Con il contributo della citata sentenza vengono delineati gli argini oltre i quali la devianza sessuale si caratterizza come fenomeno patologico, la cui gravità configura l’ impedimento alla pacifica prosecuzione della vita familiare richiesto dal Codice.

Nel caso discusso dalla Suprema Corte la ricorrente richiedeva l’annullamento del matrimonio per errore sulle qualità personali del marito.

In particolare la donna adduceva la “devianza sessuale”, sostanziatasi nel “comportamento violento prevaricatore” del marito che le “aveva imposto rapporti sessuali innaturali e contro la sua volontà”.

Si disquisisce, nella soluzione della controversia, se tale condotta soddisfi la fattispecie di “deviazione […] tal[e] da impedire lo svolgimento della vita coniugale”.

La Cassazione precisa innanzitutto che la devianza deve essere “obiettiva”, ovvero deve essersi concretamente e riconoscibilmente manifestata nel corso del matrimonio come ostacolo “non superabile” all’armonica prosecuzione del rapporto.

Il prevalente orientamento giurisprudenziale si è caratterizzato per un particolare rigore nel riconoscimento delle ipotesi di nullità relative ad anomalie e devianze sessuali. I giudici di merito si sono orientati verso un’interpretazione restrittiva delle nozioni di “anomalia” e “devianza”, tali da rendere difficilmente configurabile la fattispecie abilitante prescritta dalla norma.

Nel caso di specie la Cassazione acquisisce i rilievi della Corte d’Appello, con particolare riguardo al profilo psicologico del marito, incapace di concepire la vita sessuale come esperienza condivisa.

Non rileva se tale condotta possa porsi in contrasto con la ratio del vincolo matrimoniale, bensì si discute unicamente la possibile sussunzione nella fattispecie delineata dal legislatore al fine del fisiologico accoglimento della domanda della ricorrente.

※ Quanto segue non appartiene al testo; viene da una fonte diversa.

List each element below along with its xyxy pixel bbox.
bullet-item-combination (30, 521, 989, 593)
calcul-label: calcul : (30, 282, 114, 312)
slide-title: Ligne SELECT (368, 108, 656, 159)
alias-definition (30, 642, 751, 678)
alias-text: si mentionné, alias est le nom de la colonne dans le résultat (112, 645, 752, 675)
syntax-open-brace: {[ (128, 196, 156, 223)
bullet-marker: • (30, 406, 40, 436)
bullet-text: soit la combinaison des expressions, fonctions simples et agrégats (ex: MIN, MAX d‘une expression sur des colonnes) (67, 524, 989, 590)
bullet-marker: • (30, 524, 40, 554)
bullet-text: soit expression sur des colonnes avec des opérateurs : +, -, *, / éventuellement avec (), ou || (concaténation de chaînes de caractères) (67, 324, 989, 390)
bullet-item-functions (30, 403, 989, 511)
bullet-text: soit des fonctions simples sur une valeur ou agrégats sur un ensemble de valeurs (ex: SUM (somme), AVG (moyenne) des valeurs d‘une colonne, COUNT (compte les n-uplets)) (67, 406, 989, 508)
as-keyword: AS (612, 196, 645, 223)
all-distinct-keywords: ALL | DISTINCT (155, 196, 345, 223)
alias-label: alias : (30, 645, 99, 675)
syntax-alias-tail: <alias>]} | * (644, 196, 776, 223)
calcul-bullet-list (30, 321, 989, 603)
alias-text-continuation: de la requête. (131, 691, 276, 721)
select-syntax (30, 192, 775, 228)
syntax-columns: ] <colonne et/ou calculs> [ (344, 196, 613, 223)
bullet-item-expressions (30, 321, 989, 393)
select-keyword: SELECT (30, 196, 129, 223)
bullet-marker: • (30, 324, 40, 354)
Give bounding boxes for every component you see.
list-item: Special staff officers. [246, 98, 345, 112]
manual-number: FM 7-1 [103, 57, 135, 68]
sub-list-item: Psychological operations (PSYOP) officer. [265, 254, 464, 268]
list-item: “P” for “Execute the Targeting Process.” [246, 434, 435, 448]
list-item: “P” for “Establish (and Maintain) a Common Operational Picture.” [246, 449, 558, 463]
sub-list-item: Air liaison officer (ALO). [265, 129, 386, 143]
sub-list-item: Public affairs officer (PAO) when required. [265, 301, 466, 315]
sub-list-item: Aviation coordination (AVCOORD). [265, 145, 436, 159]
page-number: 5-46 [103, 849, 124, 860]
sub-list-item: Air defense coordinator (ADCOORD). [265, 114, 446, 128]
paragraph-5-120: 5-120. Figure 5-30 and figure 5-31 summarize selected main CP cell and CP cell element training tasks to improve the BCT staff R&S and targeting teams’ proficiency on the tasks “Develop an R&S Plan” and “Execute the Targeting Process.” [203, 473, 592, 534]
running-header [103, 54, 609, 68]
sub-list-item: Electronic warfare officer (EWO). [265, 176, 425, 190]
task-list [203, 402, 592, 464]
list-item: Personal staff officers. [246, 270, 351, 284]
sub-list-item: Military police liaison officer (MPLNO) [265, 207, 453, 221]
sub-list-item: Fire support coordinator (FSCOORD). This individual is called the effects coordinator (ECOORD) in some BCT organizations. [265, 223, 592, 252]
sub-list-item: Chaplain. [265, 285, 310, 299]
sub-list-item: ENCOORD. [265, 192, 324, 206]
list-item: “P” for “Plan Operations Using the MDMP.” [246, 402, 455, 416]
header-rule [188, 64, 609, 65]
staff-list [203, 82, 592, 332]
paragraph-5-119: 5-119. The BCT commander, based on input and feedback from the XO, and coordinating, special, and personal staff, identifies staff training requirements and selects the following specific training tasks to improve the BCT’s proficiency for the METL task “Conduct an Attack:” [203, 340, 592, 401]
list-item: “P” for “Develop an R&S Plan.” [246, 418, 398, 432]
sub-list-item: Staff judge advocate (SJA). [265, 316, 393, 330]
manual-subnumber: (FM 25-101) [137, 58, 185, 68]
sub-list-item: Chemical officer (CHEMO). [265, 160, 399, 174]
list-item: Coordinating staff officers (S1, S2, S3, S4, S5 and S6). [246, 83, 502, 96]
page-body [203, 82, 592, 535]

Nonostante sia chiaramente emerso dal dibattimento in Appello che i coniugi nel momento della verifica del consenso non avevano ancora consolidato una approfondita conoscenza reciproca, né avevano raggiunto una apprezzabile intesa sulla evoluzione futura della vita sessuale, a giudizio della Cassazione tale fattore non costituisce motivo sufficiente per l’impugnazione del matrimonio.

La Corte si grava tuttavia di precisare che la condotta del marito, pur non configurando l’eccezionale eventualità dell’invalidità per errore, inquina la genuinità dell’unione matrimoniale, abilitando l’altro coniuge all’utilizzo degli appositi strumenti normativi per l’interruzione del vincolo.

Sono quindi salve, col sostegno di non irrisori presupposti giustificativi, le ordinarie possibilità di scioglimento del regime o separazione, stanti in quest’ultimo caso concrete prospettive di addebito alla controparte.

Si fa salva, con menzione per mera esigenza di completezza, la possibilità di ricorso a strumenti compositori della lesione della dignità patita dal coniuge.